Cosa si sarebbe dovuto fare?
“Avremmo speso più proficuamente tutti questi anni definendo i criteri dei bandi perché siamo consapevoli che è necessario un percorso di attenzione nei confronti del precedente gestore là dove ha svolto il suo lavoro in maniera egregia. Per questo è necessario definire delle premialità, di carattere ambientale, per la gestione delle nuove concessioni perché l’importante è come si gestisce il territorio perché si tratta di un bene comune”.

Ma un Governo che si definisce liberista, non dovrebbe essere per la libera concorrenze, quindi favorevole ai bandi per gli appalti?
“È evidenziato dal fatto che non è solo un problema che riguarda i balneari ma di quanti godono di un privilegio, pensiamo al mondo dei tassisti, che godono di una licenza che non conosce procedure di affidamento trasparenti, o ai cavatori, a c.d. emungimento delle acque. Queste categorie pagano pochissimo per gestire un bene comune e che, in sfregio a qualsiasi approccio liberista, non vengono toccati. Ma questi sono problemi non attuali perché durano ormai da trent’anni, indipendentemente dalla compagine governativa. In realtà, in Italia, non si vogliono eliminare i privilegi”.

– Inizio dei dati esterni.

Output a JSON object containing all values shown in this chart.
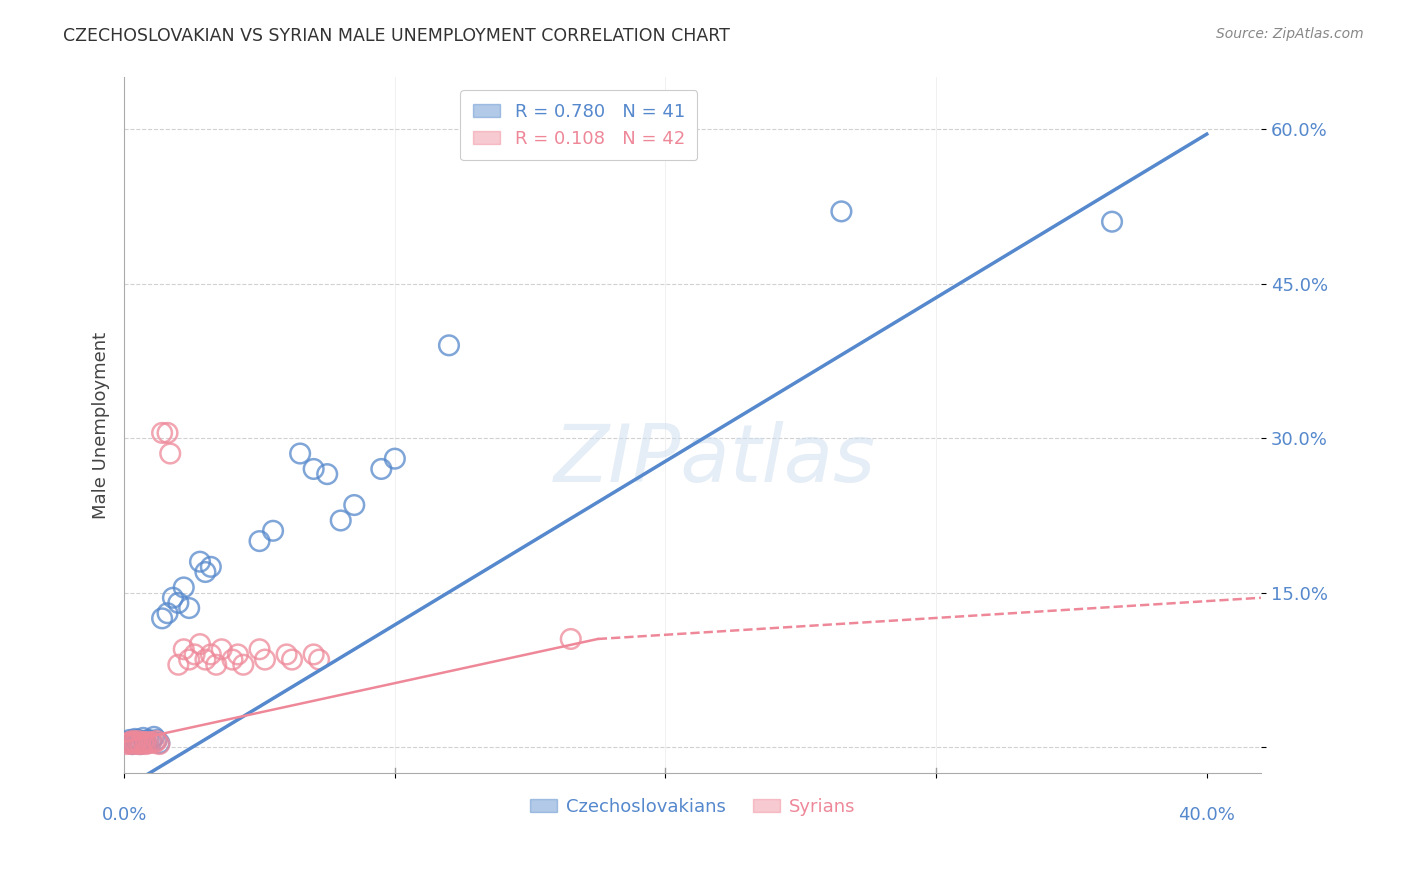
{
  "title": "CZECHOSLOVAKIAN VS SYRIAN MALE UNEMPLOYMENT CORRELATION CHART",
  "source": "Source: ZipAtlas.com",
  "ylabel": "Male Unemployment",
  "yticks": [
    0.0,
    0.15,
    0.3,
    0.45,
    0.6
  ],
  "ytick_labels": [
    "",
    "15.0%",
    "30.0%",
    "45.0%",
    "60.0%"
  ],
  "xtick_left_label": "0.0%",
  "xtick_right_label": "40.0%",
  "xlim": [
    0.0,
    0.42
  ],
  "ylim": [
    -0.025,
    0.65
  ],
  "czech_color": "#5588CC",
  "syrian_color": "#EE8899",
  "czech_R": 0.78,
  "czech_N": 41,
  "syrian_R": 0.108,
  "syrian_N": 42,
  "watermark": "ZIPatlas",
  "czech_line": [
    0.0,
    -0.04,
    0.4,
    0.595
  ],
  "syrian_line_solid": [
    0.0,
    0.005,
    0.175,
    0.105
  ],
  "syrian_line_dashed": [
    0.175,
    0.105,
    0.42,
    0.145
  ],
  "czech_scatter": [
    [
      0.001,
      0.005
    ],
    [
      0.002,
      0.004
    ],
    [
      0.002,
      0.007
    ],
    [
      0.003,
      0.003
    ],
    [
      0.003,
      0.006
    ],
    [
      0.004,
      0.005
    ],
    [
      0.004,
      0.008
    ],
    [
      0.005,
      0.004
    ],
    [
      0.005,
      0.007
    ],
    [
      0.006,
      0.005
    ],
    [
      0.006,
      0.003
    ],
    [
      0.007,
      0.006
    ],
    [
      0.007,
      0.009
    ],
    [
      0.008,
      0.005
    ],
    [
      0.008,
      0.004
    ],
    [
      0.009,
      0.007
    ],
    [
      0.01,
      0.006
    ],
    [
      0.011,
      0.01
    ],
    [
      0.012,
      0.007
    ],
    [
      0.013,
      0.004
    ],
    [
      0.014,
      0.125
    ],
    [
      0.016,
      0.13
    ],
    [
      0.018,
      0.145
    ],
    [
      0.02,
      0.14
    ],
    [
      0.022,
      0.155
    ],
    [
      0.024,
      0.135
    ],
    [
      0.028,
      0.18
    ],
    [
      0.03,
      0.17
    ],
    [
      0.032,
      0.175
    ],
    [
      0.05,
      0.2
    ],
    [
      0.055,
      0.21
    ],
    [
      0.065,
      0.285
    ],
    [
      0.07,
      0.27
    ],
    [
      0.075,
      0.265
    ],
    [
      0.08,
      0.22
    ],
    [
      0.085,
      0.235
    ],
    [
      0.095,
      0.27
    ],
    [
      0.1,
      0.28
    ],
    [
      0.12,
      0.39
    ],
    [
      0.265,
      0.52
    ],
    [
      0.365,
      0.51
    ]
  ],
  "syrian_scatter": [
    [
      0.001,
      0.003
    ],
    [
      0.002,
      0.005
    ],
    [
      0.002,
      0.004
    ],
    [
      0.003,
      0.003
    ],
    [
      0.003,
      0.006
    ],
    [
      0.004,
      0.004
    ],
    [
      0.004,
      0.005
    ],
    [
      0.005,
      0.003
    ],
    [
      0.005,
      0.006
    ],
    [
      0.006,
      0.004
    ],
    [
      0.006,
      0.003
    ],
    [
      0.007,
      0.005
    ],
    [
      0.007,
      0.004
    ],
    [
      0.008,
      0.005
    ],
    [
      0.008,
      0.003
    ],
    [
      0.009,
      0.004
    ],
    [
      0.01,
      0.005
    ],
    [
      0.011,
      0.004
    ],
    [
      0.012,
      0.006
    ],
    [
      0.013,
      0.003
    ],
    [
      0.014,
      0.305
    ],
    [
      0.016,
      0.305
    ],
    [
      0.017,
      0.285
    ],
    [
      0.02,
      0.08
    ],
    [
      0.022,
      0.095
    ],
    [
      0.024,
      0.085
    ],
    [
      0.026,
      0.09
    ],
    [
      0.028,
      0.1
    ],
    [
      0.03,
      0.085
    ],
    [
      0.032,
      0.09
    ],
    [
      0.034,
      0.08
    ],
    [
      0.036,
      0.095
    ],
    [
      0.04,
      0.085
    ],
    [
      0.042,
      0.09
    ],
    [
      0.044,
      0.08
    ],
    [
      0.05,
      0.095
    ],
    [
      0.052,
      0.085
    ],
    [
      0.06,
      0.09
    ],
    [
      0.062,
      0.085
    ],
    [
      0.07,
      0.09
    ],
    [
      0.072,
      0.085
    ],
    [
      0.165,
      0.105
    ]
  ]
}
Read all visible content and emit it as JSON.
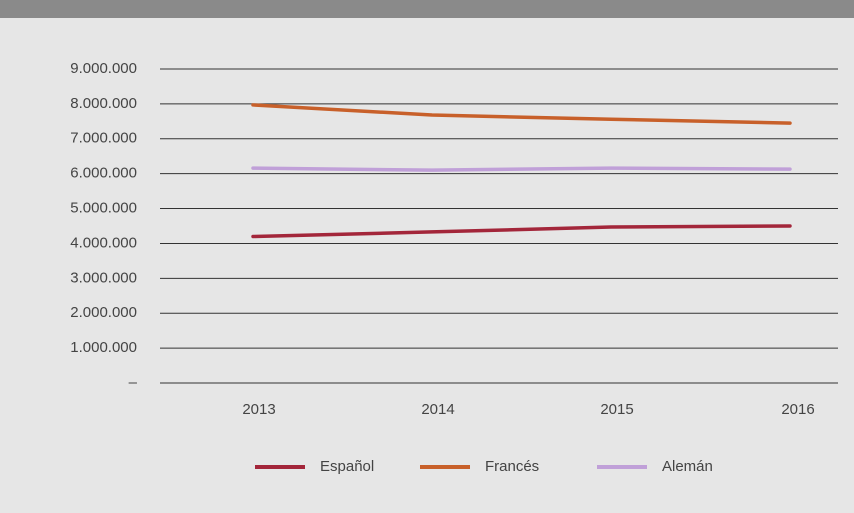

Non si parla più di spiagge libere, perché?
“Proprio perché i comuni cittadini contano sempre meno. Solo alcune regioni, la Puglia e la Sardegna, hanno votato favorevolmente a favore delle spiagge libere mentre le altre non l’hanno fatto, creando quindi sacche d’illegalità. L’Emilia-Romagna, ad esempio, si è giocata la quota di spiagge libere nel Parco del Delta del Po”.

Cosa sta succedendo?
“Si sta mettendo un bene, che fino a metà degli anni ’90 era nelle disponibilità dello Stato compresa la gestione turistica, nelle mani di comuni piccolissimi che si trovano a gestire un bene pubblico di grande valore spesso senza avere le risorse necessarie e, purtroppo, possono essere oggetto di forti pressioni locali. Non è un caso che in Francia si sia creato il ‘Conservatoire de l’espace littoral et des rivages lacustres’ per poter sovraintendere a livello nazionale alla gestione di un bene comune con regolamentazione omogena, unica e coerente. Peraltro noi, come l’Ue, non parliamo di gare ma di procedure trasparenti di assegnazione. Vogliamo che lo spazio del demanio sia assegnato non tanto a chi offre di più dal punto di vista economico, ma a chi offre il meglio dal punto di vista della gestione della concessione. Ancora una volta la mancanza di criteri è svantaggio per i piccoli imprenditori che, molto spesso, possono offrire una qualità maggiore rispetto a quella offerta dalle multinazionali del turismo”.

Non mi sembra che ci sia mai stato un intervento dell’Antitrust…
“Non a caso Draghi aveva incardinato questo problema nel ‘Decreto concorrenza’, l’intervento dell’Antitrust potrebbe essere risolutivo perché si tratta di un settore sclerotizzato da anni”.

Sarà la volta buona?
“Noi ce lo auguriamo, anche per porre fine al clima di incertezza in cui vivono gli imprenditori del turismo che vivono con questa ‘spada di Damocle’ che pende su di loro e sulla loro attività”.